Dalam pernyataannya kepada media, Boni Hargens memperkenalkan kerangka analisis keamanan yang dikenal sebagai Black Swan Theory (Teori Angsa Hitam). Teori dalam ilmu keamanan ini menekankan bahwa selalu ada kemungkinan terjadinya peristiwa tak terduga, bahkan ketika tidak ada preseden atau indikasi sebelumnya.
Peristiwa yang tidak dapat diprediksi, namun berdampak besar, selalu memiliki peluang untuk terjadi. Logika keamanan harus senantiasa memperhitungkan kemungkinan ini, bahkan ketika situasi tampak sepenuhnya normal dan terkendali.
Implikasi bagi aparat keamanan,
Keberhasilan menjaga keamanan tidak boleh membuat merek terlena. Perencanaan skenario terburuk (worst-case scenario planning) dan respons adaptif menjadi kunci dalam menghadapi setiap momen demonstrasi berskala besar.
Di balik klaim bahwa situasi keamanan kondusif, Boni Hargens mengidentifikasi kombinasi tiga faktor risiko yang berpotensi mengubah demonstrasi yang semula bersifat normatif menjadi situasi yang kompleks dan problematis bagi keamanan nasional.
Pertama, rumor yang beredar. Informasi yang tidak terverifikasi dan beredar luas di ruang publik, terutama di media sosial, dapat membentuk persepsi ancaman yang berlebihan dan memicu reaksi berantai di kalangan masyarakat maupun para peserta demonstrasi.
Kedua, faktor ketakutan masyarakat. Ketika masyarakat terlanjur merasa takut, perilaku kolektif berubah secara signifikan.
Kepanikan publik dapat memperparah eskalasi situasi di lapangan, bahkan tanpa provokasi nyata dari pihak mana pun. Ketiga, potensi adanya penumpang gelap (free-riders).
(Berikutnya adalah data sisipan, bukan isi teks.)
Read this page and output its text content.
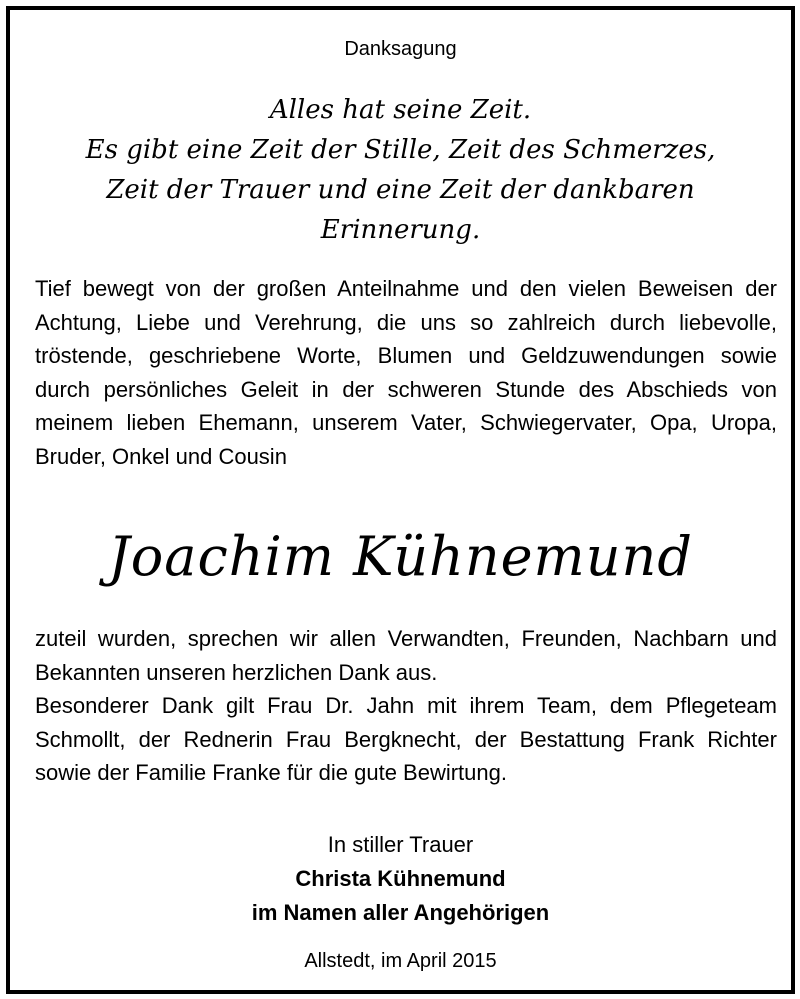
Danksagung
Alles hat seine Zeit.
Es gibt eine Zeit der Stille, Zeit des Schmerzes,
Zeit der Trauer und eine Zeit der dankbaren
Erinnerung.
Tief bewegt von der großen Anteilnahme und den vielen Beweisen der Achtung, Liebe und Verehrung, die uns so zahlreich durch liebevolle, tröstende, geschriebene Worte, Blumen und Geldzuwendungen sowie durch persönliches Geleit in der schweren Stunde des Abschieds von meinem lieben Ehemann, unserem Vater, Schwiegervater, Opa, Uropa, Bruder, Onkel und Cousin
Joachim Kühnemund
zuteil wurden, sprechen wir allen Verwandten, Freunden, Nachbarn und Bekannten unseren herzlichen Dank aus.
Besonderer Dank gilt Frau Dr. Jahn mit ihrem Team, dem Pflegeteam Schmollt, der Rednerin Frau Bergknecht, der Bestattung Frank Richter sowie der Familie Franke für die gute Bewirtung.
In stiller Trauer
Christa Kühnemund
im Namen aller Angehörigen
Allstedt, im April 2015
Pihak-pihak yang memanfaatkan momentum demonstrasi untuk kepentingan di luar agenda resmi pengunjuk rasa menjadi ancaman yang paling tidak terduga. Kehadiran mereka berpotensi memicu insiden yang mencoreng aksi dan mempersulit upaya pengendalian keamanan.
"Demonstrasi itu sendiri bisa berjalan secara normatif, namun kombinasi rumor, ketakutan masyarakat, dan kehadiran penumpang gelap dapat mengubah situasi menjadi ancaman nyata bagi keamanan nasional," ujar Boni.